Transmigration of infiltrating PMNs through the tight junctions of local epithelial cells and into the intestinal lumen allows the reverse migration of shigellae from the lumen into the subepithelial spaces. These organisms then infect the columnar epithelial cells by inducing endocytic uptake at the basolateral surface. Immediately after infection of enterocytes, intracellular shigellae lyse endocytic vacuoles and attach to the actin cytoskeleton in the area of the junctional complex. As these organisms multiply within the enterocyte cytoplasm, occasional daughter cells induce polar nucleation of filamentous actin resulting in a "tail" that propels the shigellae into protrusions impinging on contiguous enterocytes. Plasma membranes enveloping the organisms are again lysed, and the organisms are deposited within the contiguous host cell resulting in intercellular bacterial spread.

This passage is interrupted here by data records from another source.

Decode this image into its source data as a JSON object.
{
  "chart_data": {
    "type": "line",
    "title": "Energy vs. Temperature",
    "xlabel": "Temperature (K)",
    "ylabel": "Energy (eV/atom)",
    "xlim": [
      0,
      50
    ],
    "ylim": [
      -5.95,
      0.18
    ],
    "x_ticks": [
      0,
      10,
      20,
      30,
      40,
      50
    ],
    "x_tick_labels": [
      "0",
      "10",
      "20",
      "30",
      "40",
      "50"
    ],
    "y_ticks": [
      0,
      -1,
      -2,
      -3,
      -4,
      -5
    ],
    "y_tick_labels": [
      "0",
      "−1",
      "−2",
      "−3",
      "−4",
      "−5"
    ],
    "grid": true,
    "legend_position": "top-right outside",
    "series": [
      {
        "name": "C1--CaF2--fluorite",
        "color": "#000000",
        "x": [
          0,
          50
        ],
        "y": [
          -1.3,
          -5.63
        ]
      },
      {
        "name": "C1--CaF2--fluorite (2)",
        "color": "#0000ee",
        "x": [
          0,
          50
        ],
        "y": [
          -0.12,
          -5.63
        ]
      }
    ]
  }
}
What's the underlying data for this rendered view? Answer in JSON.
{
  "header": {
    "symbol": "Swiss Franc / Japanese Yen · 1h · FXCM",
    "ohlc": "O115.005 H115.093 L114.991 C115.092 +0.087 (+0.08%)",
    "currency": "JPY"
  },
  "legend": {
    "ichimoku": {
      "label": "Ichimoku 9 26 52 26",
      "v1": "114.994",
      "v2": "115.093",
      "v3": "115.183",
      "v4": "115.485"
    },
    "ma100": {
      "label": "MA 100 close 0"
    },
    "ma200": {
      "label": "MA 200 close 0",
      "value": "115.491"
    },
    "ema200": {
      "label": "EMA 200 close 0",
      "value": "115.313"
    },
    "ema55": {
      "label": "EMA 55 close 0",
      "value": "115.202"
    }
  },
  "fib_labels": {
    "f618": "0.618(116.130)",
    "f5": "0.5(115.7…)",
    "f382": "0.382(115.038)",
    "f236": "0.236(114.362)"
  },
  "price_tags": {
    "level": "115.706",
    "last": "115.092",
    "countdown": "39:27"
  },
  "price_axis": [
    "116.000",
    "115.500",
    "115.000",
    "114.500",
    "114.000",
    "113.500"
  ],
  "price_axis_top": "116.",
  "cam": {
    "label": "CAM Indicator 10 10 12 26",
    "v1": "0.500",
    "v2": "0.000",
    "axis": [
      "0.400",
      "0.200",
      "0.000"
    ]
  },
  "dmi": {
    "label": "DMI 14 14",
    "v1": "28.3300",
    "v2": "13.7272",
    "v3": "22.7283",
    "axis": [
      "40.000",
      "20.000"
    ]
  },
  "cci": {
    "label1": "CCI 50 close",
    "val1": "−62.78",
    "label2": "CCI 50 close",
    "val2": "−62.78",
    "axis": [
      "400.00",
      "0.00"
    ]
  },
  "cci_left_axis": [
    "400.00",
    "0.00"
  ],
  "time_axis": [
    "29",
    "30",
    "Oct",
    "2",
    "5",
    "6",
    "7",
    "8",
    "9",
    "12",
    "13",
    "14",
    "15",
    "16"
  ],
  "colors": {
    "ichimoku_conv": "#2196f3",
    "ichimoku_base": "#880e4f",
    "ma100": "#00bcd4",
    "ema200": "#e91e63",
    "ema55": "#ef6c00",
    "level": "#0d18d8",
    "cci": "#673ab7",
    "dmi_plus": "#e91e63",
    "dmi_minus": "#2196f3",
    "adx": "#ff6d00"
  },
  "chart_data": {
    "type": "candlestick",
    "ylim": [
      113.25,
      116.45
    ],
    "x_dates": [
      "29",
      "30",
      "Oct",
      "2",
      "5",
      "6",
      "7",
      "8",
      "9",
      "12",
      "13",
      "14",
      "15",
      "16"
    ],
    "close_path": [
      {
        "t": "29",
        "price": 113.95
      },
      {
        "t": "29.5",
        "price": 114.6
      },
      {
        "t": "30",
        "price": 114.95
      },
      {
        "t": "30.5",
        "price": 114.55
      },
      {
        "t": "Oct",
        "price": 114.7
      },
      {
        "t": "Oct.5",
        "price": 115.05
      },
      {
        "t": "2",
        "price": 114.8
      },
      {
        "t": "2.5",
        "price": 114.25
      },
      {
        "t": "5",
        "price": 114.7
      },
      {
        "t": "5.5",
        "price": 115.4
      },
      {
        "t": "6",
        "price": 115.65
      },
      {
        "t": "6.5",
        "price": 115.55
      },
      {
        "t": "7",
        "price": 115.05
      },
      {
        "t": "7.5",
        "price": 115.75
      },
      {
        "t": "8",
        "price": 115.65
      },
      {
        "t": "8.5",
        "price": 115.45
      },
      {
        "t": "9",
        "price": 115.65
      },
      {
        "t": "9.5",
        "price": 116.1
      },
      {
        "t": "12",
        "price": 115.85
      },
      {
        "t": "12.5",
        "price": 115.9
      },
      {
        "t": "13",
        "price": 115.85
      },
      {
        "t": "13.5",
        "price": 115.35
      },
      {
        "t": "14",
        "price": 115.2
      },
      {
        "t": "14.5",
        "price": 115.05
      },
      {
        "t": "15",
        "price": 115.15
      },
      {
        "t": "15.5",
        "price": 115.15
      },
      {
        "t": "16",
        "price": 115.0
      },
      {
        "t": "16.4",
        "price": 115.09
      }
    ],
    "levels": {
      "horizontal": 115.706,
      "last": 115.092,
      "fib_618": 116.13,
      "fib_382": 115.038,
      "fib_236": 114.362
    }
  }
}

In summary, shigellosis can be characterized as an acute inflammatory bowel disease initiated by the uptake of only a few organisms into lymphoid follicles. Intracellular replication and intercellular spread leads to an amplified inflammatory cascade at the initial site of entry, and as this inflammation persists and expands, the infiltration of PMN facilitates the entry of additional bacteria into the epithelium. The inflammatory infiltrate can also cause detachment of sheets of epithelial cells in areas devoid of lymphoid structures or bacterial cells.